The Austrian based Society for Textile-Art Research (TKF) organised a specialist tour in association with the International Conference on Oriental Carpets (ICOC) on 15–20 September 2014. Venues across Vienna hosted a full schedule of lectures, auctions and exhibitions for three days, before our group crossed from Austria into Hungary. A broad range of textiles was encountered, and while the main passion of many of the participants is for antique pieces, we were also inspired by evidence of a vibrant, contemporary Viennese textile scene.
Barbara Putz-Pleko, head of the department of Textiles at the University of Applied Art, opened ‘The Ikat Project’ exhibition in an atmospheric room within a historic university building, accompanied by the ten students involved and their tutors. The culmination of over two years’ study and development of ikat dyeing customs, the programme took direct inspiration from past techniques and included a ten-day research trip to Uzbekistan. The spectacularly varied works produced were being presented for the first time. Lengthy study of the time consuming technique has provided the students with a solid grounding that has allowed them to deviate, developing new methods of their own which marry ancient methods with modern design.

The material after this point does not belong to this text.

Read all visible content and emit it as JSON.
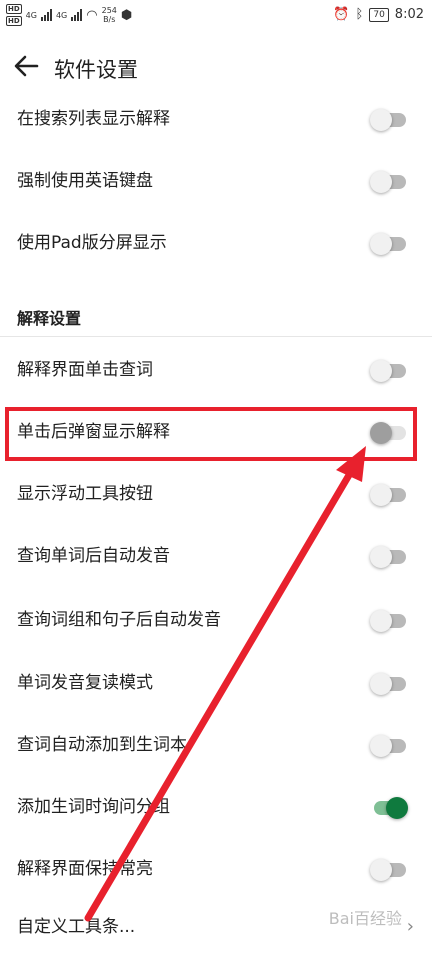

Close by the university exhibition, at the shop of Herbert Bichler, innovative contemporary weavings by Beate von Harten and her daughter, Celina, were displayed in the space adjacent to the main antique carpet gallery. Beate’s latest work ‘Kitchencarpet’ is woven from pure linen and the subtle shimmering surface is embroidered with quirky kitchenalia line drawings. Modern technology and ways of conveying information have been explored with flatweaves that mimic barcodes and QR codes in beautiful technicolour. A graduated pile rug in wool and silk was started by Celina three years ago at the age of 18, working to her mother’s design. Through projects such as this and growing up surrounded by weaving, she has developed a love for the process and an innate understanding of the art.
At the Künstlerhaus, the starting point for Inspiration Textil was global textiles. The sponsor and textile specialist Frau Fischer, the wife of the Austrian president, opened the show, which included seven expansive Berber shawls, N’dop tie dye fabrics and Punjabi Bagh embroideries ‘in dialogue’ with the work of contemporary artists who work with, or are influenced by textiles.